Alternative to Discipline
Each state has its own disciplinary practices, often governed by the Department of Public Health or other licensing body. This type of disciplinary process is public and punitive. Can you imagine having heart disease and being punished in a public forum? There are only about four states that do not have an alternative-to-discipline program. I wish that an alternative-to-discipline program had been instilled in my state at the time of my intervention; that’s why I’ve been fighting for it publicly ever since.
An alternative-to-discipline program recognizes that drug addiction is a disease and an occupational hazard for nurses. It provides them an avenue for getting help while maintaining their integrity, dignity, and job status after rehabilitation.
You can self-refer yourself, or a facility or coworker can refer you. There are mechanisms within the program to address those referrals and get nurses out of practice and into treatment and recovery without impacting their confidentiality or their ability to practice safely once they are proven fit to work. It functions within a case management system; therefore, trained addiction specialists conduct all monitoring. The process begins immediately, without the Department of Public Health’s involvement.

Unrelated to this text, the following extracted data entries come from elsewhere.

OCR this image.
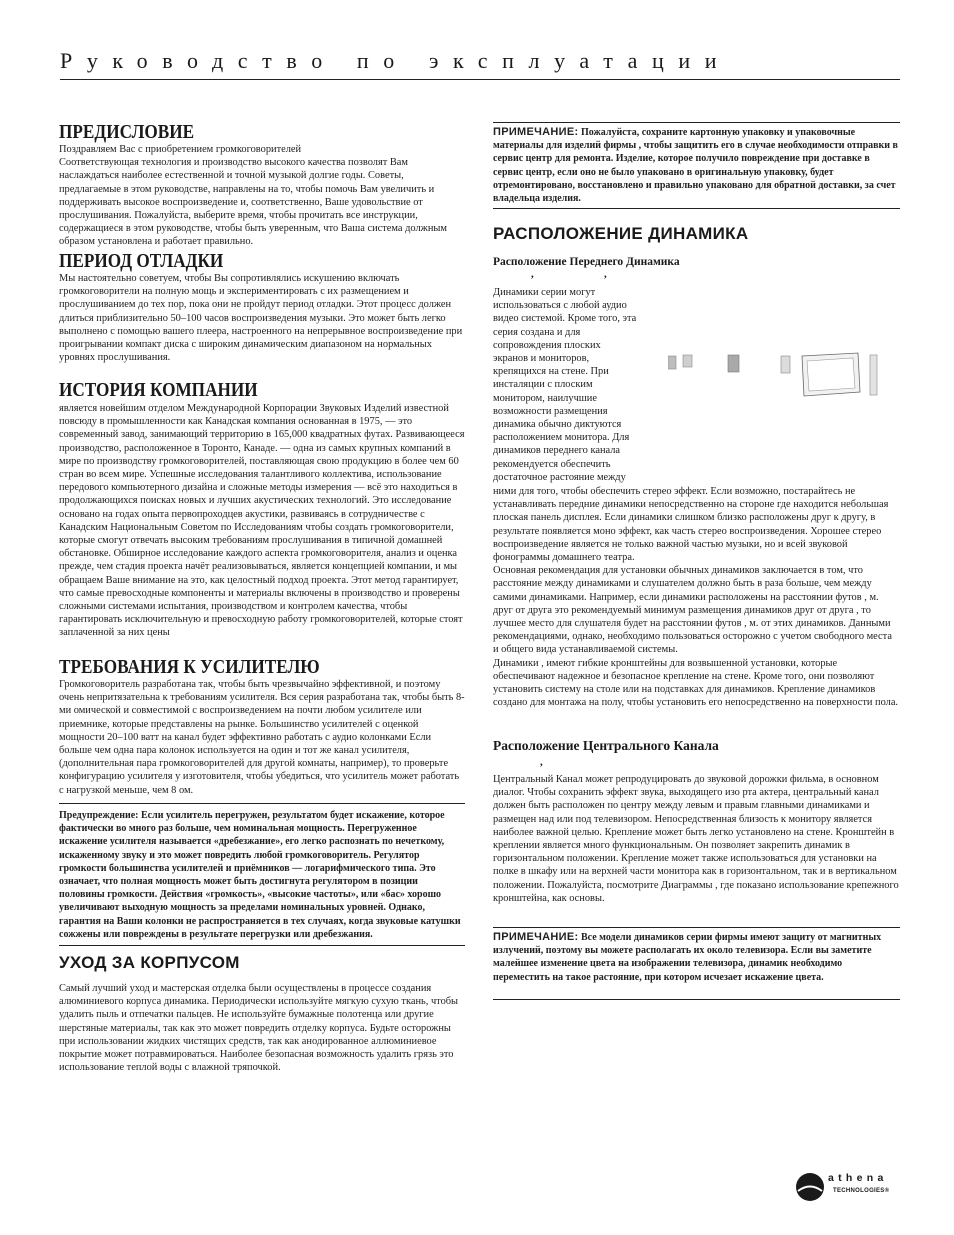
Руководство по эксплуатации
ПРЕДИСЛОВИЕ

Поздравляем Вас с приобретением громкоговорителей
Соответствующая технология и производство высокого качества позволят Вам наслаждаться наиболее естественной и точной музыкой долгие годы. Советы, предлагаемые в этом руководстве, направлены на то, чтобы помочь Вам увеличить и поддерживать высокое воспроизведение и, соответственно, Ваше удовольствие от прослушивания. Пожалуйста, выберите время, чтобы прочитать все инструкции, содержащиеся в этом руководстве, чтобы быть уверенным, что Ваша система должным образом установлена и работает правильно.

ПЕРИОД ОТЛАДКИ

Мы настоятельно советуем, чтобы Вы сопротивлялись искушению включать громкоговорители на полную мощь и экспериментировать с их размещением и прослушиванием до тех пор, пока они не пройдут период отладки. Этот процесс должен длиться приблизительно 50–100 часов воспроизведения музыки. Это может быть легко выполнено с помощью вашего плеера, настроенного на непрерывное воспроизведение при проигрывании компакт диска с широким динамическим диапазоном на нормальных уровнях прослушивания.

ИСТОРИЯ КОМПАНИИ

является новейшим отделом Международной Корпорации Звуковых Изделий известной повсюду в промышленности как Канадская компания основанная в 1975, — это современный завод, занимающий территорию в 165,000 квадратных футах. Развивающееся производство, расположенное в Торонто, Канаде. — одна из самых крупных компаний в мире по производству громкоговорителей, поставляющая свою продукцию в более чем 60 стран во всем мире. Успешные исследования талантливого коллектива, использование передового компьютерного дизайна и сложные методы измерения — всё это находиться в продолжающихся поисках новых и лучших акустических технологий. Это исследование основано на годах опыта первопроходцев акустики, развиваясь в сотрудничестве с Канадским Национальным Советом по Исследованиям чтобы создать громкоговорители, которые смогут отвечать высоким требованиям прослушивания в типичной домашней обстановке. Обширное исследование каждого аспекта громкоговорителя, анализ и оценка прежде, чем стадия проекта начёт реализовываться, является концепцией компании, и мы обращаем Ваше внимание на это, как целостный подход проекта. Этот метод гарантирует, что самые превосходные компоненты и материалы включены в производство и проверены сложными системами испытания, производством и контролем качества, чтобы гарантировать исключительную и превосходную работу громкоговорителей, которые стоят заплаченной за них цены

ТРЕБОВАНИЯ К УСИЛИТЕЛЮ

Громкоговоритель разработана так, чтобы быть чрезвычайно эффективной, и поэтому очень непритязательна к требованиям усилителя. Вся серия разработана так, чтобы быть 8-ми омической и совместимой с воспроизведением на почти любом усилителе или приемнике, которые представлены на рынке. Большинство усилителей с оценкой мощности 20–100 ватт на канал будет эффективно работать с аудио колонками Если больше чем одна пара колонок используется на один и тот же канал усилителя, (дополнительная пара громкоговорителей для другой комнаты, например), то проверьте конфигурацию усилителя у изготовителя, чтобы убедиться, что усилитель может работать с нагрузкой меньше, чем 8 ом.

Предупреждение: Если усилитель перегружен, результатом будет искажение, которое фактически во много раз больше, чем номинальная мощность. Перегруженное искажение усилителя называется «дребезжание», его легко распознать по нечеткому, искаженному звуку и это может повредить любой громкоговоритель. Регулятор громкости большинства усилителей и приёмников — логарифмического типа. Это означает, что полная мощность может быть достигнута регулятором в позиции половины громкости. Действия «громкость», «высокие частоты», или «бас» хорошо увеличивают выходную мощность за пределами номинальных уровней. Однако, гарантия на Ваши колонки не распространяется в тех случаях, когда звуковые катушки сожжены или повреждены в результате перегрузки или дребезжания.

УХОД ЗА КОРПУСОМ

Самый лучший уход и мастерская отделка были осуществлены в процессе создания алюминиевого корпуса динамика. Периодически используйте мягкую сухую ткань, чтобы удалить пыль и отпечатки пальцев. Не используйте бумажные полотенца или другие шерстяные материалы, так как это может повредить отделку корпуса. Будьте осторожны при использовании жидких чистящих средств, так как анодированное аллюминиевое покрытие может потравмироваться. Наиболее безопасная возможность удалить грязь это использование теплой воды с влажной тряпочкой.

ПРИМЕЧАНИЕ: Пожалуйста, сохраните картонную упаковку и упаковочные материалы для изделий фирмы , чтобы защитить его в случае необходимости отправки в сервис центр для ремонта. Изделие, которое получило повреждение при доставке в сервис центр, если оно не было упаковано в оригинальную упаковку, будет отремонтировано, восстановлено и правильно упаковано для обратной доставки, за счет владельца изделия.

РАСПОЛОЖЕНИЕ ДИНАМИКА
Расположение Переднего Динамика
,	,

Динамики серии могут использоваться с любой аудио видео системой. Кроме того, эта серия создана и для сопровождения плоских экранов и мониторов, крепящихся на стене. При инсталяции с плоским монитором, наилучшие возможности размещения динамика обычно диктуются расположением монитора. Для динамиков переднего канала рекомендуется обеспечить достаточное растояние между

ними для того, чтобы обеспечить стерео эффект. Если возможно, постарайтесь не устанавливать передние динамики непосредственно на стороне где находится небольшая плоская панель дисплея. Если динамики слишком близко расположены друг к другу, в результате появляется моно эффект, как часть стерео воспроизведения. Хорошее стерео воспроизведение является не только важной частью музыки, но и всей звуковой фонограммы домашнего театра.
Основная рекомендация для установки обычных динамиков заключается в том, что расстояние между динамиками и слушателем должно быть в раза больше, чем между самими динамиками. Например, если динамики расположены на расстоянии футов , м. друг от друга это рекомендуемый минимум размещения динамиков друг от друга , то лучшее место для слушателя будет на расстоянии футов , м. от этих динамиков. Данными рекомендациями, однако, необходимо пользоваться осторожно с учетом свободного места и общего вида устанавливаемой системы.
Динамики , имеют гибкие кронштейны для возвышенной установки, которые обеспечивают надежное и безопасное крепление на стене. Кроме того, они позволяют установить систему на столе или на подставках для динамиков. Крепление динамиков создано для монтажа на полу, чтобы установить его непосредственно на поверхности пола.

Расположение Центрального Канала
,

Центральный Канал может репродуцировать до звуковой дорожки фильма, в основном диалог. Чтобы сохранить эффект звука, выходящего изо рта актера, центральный канал должен быть расположен по центру между левым и правым главными динамиками и размещен над или под телевизором. Непосредственная близость к монитору является наиболее важной целью. Крепление может быть легко установлено на стене. Кронштейн в креплении является много функциональным. Он позволяет закрепить динамик в горизонтальном положении. Крепление может также использоваться для установки на полке в шкафу или на верхней части монитора как в горизонтальном, так и в вертикальном положении. Пожалуйста, посмотрите Диаграммы , где показано использование крепежного кронштейна, как основы.

ПРИМЕЧАНИЕ: Все модели динамиков серии фирмы имеют защиту от магнитных излучений, поэтому вы можете располагать их около телевизора. Если вы заметите малейшее изменение цвета на изображении телевизора, динамик необходимо переместить на такое растояние, при котором исчезает искажение цвета.

athena
TECHNOLOGIES®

I’m not a bad person, and I wasn’t then. I used a drug prescribed to me that was unknown to be addictive. But it turned into a disease. Without knowing it, I was putting other people in jeopardy—mainly because I was afraid of what would happen if I looked for help.
I’ve been clean for ten years, and I continue to hold an active nursing license which has been unencumbered since 2001. My son is 14, knows his mom is in recovery, advocates for other nurses, and provides tremendous support. I went back to school and earned a DARC (Drug/Alcohol Recovery Counselor) degree in 2005.
I am very active in the recovering nurse community and am an advocate for all recovering individuals. I have helped co-author legislation for an alternative-to-discipline program for Connecticut nurses in the past; now that Connecticut has passed a law allowing such a program, I am involved in its development. I am also an active member of Nurses for Nurses--Connecticut’s peer support group for nurses.
Nurses suffering from addiction are no different from anyone else suffering with a chronic and progressive disease. Addiction doesn’t discriminate or care what you have or what your status is in society. They say it’s an equal opportunity disease.
So, if you find yourself or a friend in this situation, find out if your state has an alternative-to-discipline program – and use it. Also locate the nurse support groups available. Remember: You don’t have to do this alone. It doesn’t matter if you’re taking pills or injecting; addiction is addiction, and you need freedom from it.
All nurses work extremely hard to become a nurse, but what’s most important: your license or your life? The opportunity for a better life is there. Take it.